Read e.g. http://www.dotnetperls.com/ for some generic C# info. Then read up more about e.g. classes and sorting algorithms. From there you can hopefully implement the 2 classes, then write custom search methods or extend the existing search methods with your own parameters (e.g. by Town Name), depending on how advanced your class is.
 
I can't see why one would want to use an ArrayList for something like this...

List<T> is strongly typed and supports Binary Searching (BinarySearch) as well as Linear searching (Contains).

This would be my first attempt with my limited understand of what you are looking for.

EarthQuakeRepository
-List<Province>
-List<Town>
-List<EarthQuake>

Town
-Name
-Province

Province
-Name
-List<Town>

EarthQuake
-Magnitude
-Town (This would be a reference to a Town object in the List<Town> so that you could type earthquake.Town.Province.Name if you wanted to)

EDIT: I'm not sure when last I saw an ArrayList being used.
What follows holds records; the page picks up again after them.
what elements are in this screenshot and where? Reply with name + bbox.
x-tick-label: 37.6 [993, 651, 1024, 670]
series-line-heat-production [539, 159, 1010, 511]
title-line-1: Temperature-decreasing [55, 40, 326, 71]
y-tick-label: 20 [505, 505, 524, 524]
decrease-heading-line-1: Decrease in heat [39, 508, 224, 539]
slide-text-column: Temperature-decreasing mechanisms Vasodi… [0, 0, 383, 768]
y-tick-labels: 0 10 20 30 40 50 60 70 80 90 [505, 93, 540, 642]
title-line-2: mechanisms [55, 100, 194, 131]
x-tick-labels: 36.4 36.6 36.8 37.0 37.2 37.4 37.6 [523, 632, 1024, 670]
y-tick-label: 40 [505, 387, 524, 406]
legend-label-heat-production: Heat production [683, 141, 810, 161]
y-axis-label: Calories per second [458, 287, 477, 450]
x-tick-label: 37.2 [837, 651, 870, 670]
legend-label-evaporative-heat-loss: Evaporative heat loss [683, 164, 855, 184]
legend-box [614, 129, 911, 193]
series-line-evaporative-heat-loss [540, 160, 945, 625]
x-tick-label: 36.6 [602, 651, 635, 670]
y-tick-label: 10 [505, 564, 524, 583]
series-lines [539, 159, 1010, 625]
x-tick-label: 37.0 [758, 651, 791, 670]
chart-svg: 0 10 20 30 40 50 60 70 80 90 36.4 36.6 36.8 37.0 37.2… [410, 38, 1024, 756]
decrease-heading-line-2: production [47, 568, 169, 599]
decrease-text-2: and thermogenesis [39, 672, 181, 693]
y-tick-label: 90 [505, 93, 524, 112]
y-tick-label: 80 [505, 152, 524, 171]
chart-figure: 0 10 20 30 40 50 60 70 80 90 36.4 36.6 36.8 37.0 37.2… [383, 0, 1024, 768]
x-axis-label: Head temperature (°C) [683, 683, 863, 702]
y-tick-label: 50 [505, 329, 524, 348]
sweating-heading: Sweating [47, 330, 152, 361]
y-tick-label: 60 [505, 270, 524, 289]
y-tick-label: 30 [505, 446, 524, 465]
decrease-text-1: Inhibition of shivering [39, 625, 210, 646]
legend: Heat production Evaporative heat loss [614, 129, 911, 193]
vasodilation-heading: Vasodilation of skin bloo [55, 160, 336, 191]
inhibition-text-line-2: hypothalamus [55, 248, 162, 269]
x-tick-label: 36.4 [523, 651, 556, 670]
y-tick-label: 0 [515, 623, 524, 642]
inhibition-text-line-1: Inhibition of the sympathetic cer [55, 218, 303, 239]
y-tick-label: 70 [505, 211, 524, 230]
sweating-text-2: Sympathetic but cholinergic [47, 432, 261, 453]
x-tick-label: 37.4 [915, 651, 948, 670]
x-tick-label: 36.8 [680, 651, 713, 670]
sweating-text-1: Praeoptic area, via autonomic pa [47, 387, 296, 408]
I imagine that the only reason that they have not marked it obsolete is to prevent compiler warnings on legacy code.

Any course that doesn't mention that these old collections should not be used isn't a good course. Essentially it means that course is pre 2.0. I believe that Silverlight doesn't even have ArrayList at all.

I seen some books that suggest it might be deprecated in future, but who knows.